The Godfather of OCCC
The film business is one of the hardest in America to get into. Thousands wait in line to get noticed. Gray Frederickson, the godfather of Oklahoma City Community College’s film program wants to shorten the distance between the line and the camera for upcoming Oklahoma filmmakers.
Frederickson recruited writer and director, Greg Mellot, to head up the film program. “He built this program from nothing,” Mellot says. “This building wouldn’t exist, this whole place wouldn’t exist if Gray hadn’t started the program. This is the house that Gray Frederickson built. For all the students it’s great because you’re making a difference in someone’s life. You’re bringing them a measure of happiness, of succes, of fulfillment that helps them.”
An Oklahoma native, Hollywood was never a part of Frederickson’s aspirations as a kid. There were no film schools, acting classes or screenplay writing workshops. Selling popcorn at the local theater was the closest a kid from Oklahoma ever got to Hollywood.
But after graduating from OU, Frederickson bummed around Europe for awhile until he ended up in Rome – the center of the European film world. He free fell into the scene, meeting and becoming friends with Clint Eastwood. The two formed a partnership, worked on “The Good, The Bad and The Ugly” together, and then travelled to Hollywood to develop feature films with each other.
“We were developing things and I was going to produce some of his movies, but I got an offer to produce a movie with Robert Redford called, ‘Little Fauss and Big Halsy.’” After its release, Paramount Pictures offered him a then unknown film called “The Godfather.”

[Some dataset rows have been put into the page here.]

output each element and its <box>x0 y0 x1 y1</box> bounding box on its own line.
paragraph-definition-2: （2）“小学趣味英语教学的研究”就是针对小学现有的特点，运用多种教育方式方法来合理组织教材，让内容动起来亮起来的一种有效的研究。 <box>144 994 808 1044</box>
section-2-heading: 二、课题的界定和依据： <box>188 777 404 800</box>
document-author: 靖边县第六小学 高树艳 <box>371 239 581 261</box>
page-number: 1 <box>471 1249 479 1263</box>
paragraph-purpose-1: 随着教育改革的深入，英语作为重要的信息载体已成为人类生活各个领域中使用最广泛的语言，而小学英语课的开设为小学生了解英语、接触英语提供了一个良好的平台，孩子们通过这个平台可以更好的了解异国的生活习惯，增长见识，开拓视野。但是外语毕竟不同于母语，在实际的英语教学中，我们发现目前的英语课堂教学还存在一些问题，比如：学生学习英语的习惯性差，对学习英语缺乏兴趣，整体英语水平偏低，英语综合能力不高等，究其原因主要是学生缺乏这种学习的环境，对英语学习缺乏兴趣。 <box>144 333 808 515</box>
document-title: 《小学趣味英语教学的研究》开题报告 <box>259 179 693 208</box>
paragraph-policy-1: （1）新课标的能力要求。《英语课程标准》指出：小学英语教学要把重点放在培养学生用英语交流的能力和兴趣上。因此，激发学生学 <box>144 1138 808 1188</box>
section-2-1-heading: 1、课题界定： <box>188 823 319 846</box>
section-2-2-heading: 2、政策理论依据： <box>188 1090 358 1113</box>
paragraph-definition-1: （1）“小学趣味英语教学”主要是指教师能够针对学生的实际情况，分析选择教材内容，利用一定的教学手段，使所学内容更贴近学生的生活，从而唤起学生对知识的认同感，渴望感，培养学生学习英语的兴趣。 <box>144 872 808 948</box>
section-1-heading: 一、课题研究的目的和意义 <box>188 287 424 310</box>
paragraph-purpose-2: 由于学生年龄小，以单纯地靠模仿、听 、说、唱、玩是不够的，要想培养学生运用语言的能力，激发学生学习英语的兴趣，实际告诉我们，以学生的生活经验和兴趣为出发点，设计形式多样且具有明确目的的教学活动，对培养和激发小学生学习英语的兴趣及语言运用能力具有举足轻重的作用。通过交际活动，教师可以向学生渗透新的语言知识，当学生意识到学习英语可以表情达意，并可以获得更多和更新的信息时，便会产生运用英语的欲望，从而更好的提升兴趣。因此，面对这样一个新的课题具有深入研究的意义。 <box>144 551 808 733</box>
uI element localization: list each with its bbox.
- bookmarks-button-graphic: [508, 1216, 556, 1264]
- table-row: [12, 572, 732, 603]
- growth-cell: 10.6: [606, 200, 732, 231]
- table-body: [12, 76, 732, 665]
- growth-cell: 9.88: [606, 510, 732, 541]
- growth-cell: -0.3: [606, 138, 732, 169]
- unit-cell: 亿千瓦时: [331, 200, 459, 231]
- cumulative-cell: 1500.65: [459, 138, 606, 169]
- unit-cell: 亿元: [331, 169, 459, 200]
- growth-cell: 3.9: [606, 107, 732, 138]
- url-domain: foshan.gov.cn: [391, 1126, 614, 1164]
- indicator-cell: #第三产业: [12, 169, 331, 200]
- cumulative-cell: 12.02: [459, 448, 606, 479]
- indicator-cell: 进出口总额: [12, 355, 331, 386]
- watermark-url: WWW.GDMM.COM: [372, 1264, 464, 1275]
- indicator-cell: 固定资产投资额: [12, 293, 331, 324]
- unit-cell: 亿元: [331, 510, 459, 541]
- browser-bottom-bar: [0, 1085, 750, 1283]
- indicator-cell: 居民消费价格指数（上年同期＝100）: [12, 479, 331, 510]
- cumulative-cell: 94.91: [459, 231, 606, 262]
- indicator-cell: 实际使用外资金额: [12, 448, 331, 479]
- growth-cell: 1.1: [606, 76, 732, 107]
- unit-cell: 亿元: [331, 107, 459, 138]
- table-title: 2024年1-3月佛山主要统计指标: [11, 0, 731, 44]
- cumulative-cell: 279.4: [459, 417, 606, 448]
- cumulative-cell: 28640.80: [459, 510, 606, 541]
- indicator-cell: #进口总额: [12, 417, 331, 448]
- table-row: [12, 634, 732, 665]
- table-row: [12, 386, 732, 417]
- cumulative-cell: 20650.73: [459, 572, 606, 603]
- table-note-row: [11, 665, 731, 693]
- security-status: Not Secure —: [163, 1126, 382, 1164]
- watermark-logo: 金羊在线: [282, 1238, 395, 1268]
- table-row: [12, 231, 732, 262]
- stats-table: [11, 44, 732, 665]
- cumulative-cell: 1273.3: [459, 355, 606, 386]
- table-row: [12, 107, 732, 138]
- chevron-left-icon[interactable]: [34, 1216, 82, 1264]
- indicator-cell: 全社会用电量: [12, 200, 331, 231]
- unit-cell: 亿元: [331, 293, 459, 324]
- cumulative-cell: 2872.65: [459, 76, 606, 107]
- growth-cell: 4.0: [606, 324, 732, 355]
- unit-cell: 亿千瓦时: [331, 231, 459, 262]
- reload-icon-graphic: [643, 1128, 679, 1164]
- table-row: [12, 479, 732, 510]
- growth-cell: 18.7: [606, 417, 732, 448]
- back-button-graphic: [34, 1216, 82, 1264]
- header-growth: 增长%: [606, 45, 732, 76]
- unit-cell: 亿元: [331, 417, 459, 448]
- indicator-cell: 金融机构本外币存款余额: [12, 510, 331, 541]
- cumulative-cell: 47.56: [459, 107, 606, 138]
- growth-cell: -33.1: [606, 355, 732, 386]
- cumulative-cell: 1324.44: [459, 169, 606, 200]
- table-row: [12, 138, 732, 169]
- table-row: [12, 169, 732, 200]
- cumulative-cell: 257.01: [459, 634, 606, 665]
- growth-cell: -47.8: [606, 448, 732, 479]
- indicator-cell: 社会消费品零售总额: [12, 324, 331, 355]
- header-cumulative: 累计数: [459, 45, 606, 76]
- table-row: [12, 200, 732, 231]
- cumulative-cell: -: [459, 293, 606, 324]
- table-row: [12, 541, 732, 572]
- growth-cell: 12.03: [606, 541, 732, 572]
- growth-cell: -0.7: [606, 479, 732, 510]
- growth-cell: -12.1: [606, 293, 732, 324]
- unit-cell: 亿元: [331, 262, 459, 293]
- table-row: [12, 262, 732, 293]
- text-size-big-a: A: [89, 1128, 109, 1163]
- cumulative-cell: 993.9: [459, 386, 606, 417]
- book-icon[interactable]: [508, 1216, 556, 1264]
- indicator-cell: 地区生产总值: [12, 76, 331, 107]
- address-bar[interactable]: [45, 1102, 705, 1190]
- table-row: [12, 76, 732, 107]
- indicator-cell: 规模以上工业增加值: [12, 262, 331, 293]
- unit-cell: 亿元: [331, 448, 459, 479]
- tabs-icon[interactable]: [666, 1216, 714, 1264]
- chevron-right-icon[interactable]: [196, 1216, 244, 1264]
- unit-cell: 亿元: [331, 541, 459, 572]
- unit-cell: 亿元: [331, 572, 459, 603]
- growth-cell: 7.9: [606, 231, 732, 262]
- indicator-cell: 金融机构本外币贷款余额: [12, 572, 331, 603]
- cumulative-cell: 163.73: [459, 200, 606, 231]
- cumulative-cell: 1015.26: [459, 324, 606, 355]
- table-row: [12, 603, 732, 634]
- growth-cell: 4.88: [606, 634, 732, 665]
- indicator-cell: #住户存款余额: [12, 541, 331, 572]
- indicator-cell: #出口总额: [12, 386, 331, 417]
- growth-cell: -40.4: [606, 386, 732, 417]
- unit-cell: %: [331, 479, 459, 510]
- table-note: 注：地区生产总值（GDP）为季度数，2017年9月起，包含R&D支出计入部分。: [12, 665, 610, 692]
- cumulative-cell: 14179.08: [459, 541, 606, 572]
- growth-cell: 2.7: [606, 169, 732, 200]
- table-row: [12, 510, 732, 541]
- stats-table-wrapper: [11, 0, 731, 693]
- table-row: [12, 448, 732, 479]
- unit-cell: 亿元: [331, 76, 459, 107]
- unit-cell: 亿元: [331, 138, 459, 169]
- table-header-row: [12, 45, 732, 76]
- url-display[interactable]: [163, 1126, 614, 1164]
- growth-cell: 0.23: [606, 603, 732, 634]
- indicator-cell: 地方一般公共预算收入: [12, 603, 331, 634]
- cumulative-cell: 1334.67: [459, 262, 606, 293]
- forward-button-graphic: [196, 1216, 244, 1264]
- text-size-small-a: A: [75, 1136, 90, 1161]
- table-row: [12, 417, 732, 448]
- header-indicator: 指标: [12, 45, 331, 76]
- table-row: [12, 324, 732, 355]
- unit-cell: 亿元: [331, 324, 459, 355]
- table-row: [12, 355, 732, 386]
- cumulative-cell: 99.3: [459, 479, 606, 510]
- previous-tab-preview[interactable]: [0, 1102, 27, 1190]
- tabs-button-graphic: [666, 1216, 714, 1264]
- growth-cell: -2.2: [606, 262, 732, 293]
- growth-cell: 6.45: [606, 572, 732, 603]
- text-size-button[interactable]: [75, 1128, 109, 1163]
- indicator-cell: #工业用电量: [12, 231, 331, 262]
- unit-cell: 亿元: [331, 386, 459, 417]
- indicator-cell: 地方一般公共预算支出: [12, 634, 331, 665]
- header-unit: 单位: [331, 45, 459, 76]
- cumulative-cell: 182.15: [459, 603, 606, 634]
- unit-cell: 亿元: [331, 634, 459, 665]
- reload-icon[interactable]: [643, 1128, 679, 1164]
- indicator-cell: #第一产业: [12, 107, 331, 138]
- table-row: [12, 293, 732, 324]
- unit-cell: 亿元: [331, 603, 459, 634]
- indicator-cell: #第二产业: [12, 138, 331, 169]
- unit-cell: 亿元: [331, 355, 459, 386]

“That’s where I met Francis Coppola and we became partners for 25 years. That’s how I got started doing all the Coppola movies from ‘The Godfather’ and ‘Apocalypse Now’ to ‘The Outsiders’ and ‘One from the Heart.’” During his Hollywood career Frederickson was nominated for four Academy Awards and won an Oscar for best picture for “The Godfather: Part II.”
Frederickson has fond memories of working with Hollywood’s best actors and directors – and the pranks they pulled on the sets. “James Caan and Robert Duvall – when driving home from the set – would drive past us and they’d all moon us out the window as they passed us. So Brando, not to be outdone, decided that he’d moon them on the set of the wedding, the big wedding scene in ‘The Godfather.’ And he got up and mooned everybody – all the extras
and everybody.”
Few with a resume like Frederickson’s would leave Hollywood, but he moved back to Oklahoma to raise his new family. “In the late 90s I got married and had two kids and I thought this was a nice place to raise them,” he says. “Plus, I was getting burnt out so I brought my family back here and started working with the state to help its motion
picture industry.”
That work translated itself into the new film program at OCCC, where Frederickson saw the potential of teaching students every aspect of filmmaking. Under his direction over the last two years, OCCC built an entire, state of the art film studio. It features a 6,000 square foot soundstage with cutting edge lighting, a green screen and every other piece of equipment a filmmaker would find in a Hollywood studio.
Still in its infancy, the school is already producing the next generation of Hollywood players. Some students have moved on to work on shows such as “24,” “Without a Trace” and “Two and a Half Men.” Others have stayed closer to home, finding their niches at OETA, Channel 9 and other local stations. Several students also won prestige and recognition at Oklahoma’s premiere film festival, deadCENTER.
Frederickson’s not just sending Oklahoma to Hollywood – he actively works to bring Hollywood to Oklahoma. “The hope for Oklahoma is that some of these young filmmakers coming out of OU or OCU make hit films and then make their movies here,” says Frederickson. “That’s what happened in Austin with Rodriguez and Linklater and with John Hughes in Chicago when he made ‘Home Alone’ and other movies there. People want to go where they grew up and if we get somebody like that we could launch a mini-industry here.”
“Teaching students is fun,” says Frederickson. “I get to share my stories and my experience and it’s rewarding seeing them win things like at the deadCENTER film festival. Plus, they’re being employed everywhere, all over the country, just working and getting paid. That’s the whole goal because it’s really hard to get jobs in this industry. It’s a great opportunity for them to have that world opened up for them and have it really be a possibility.”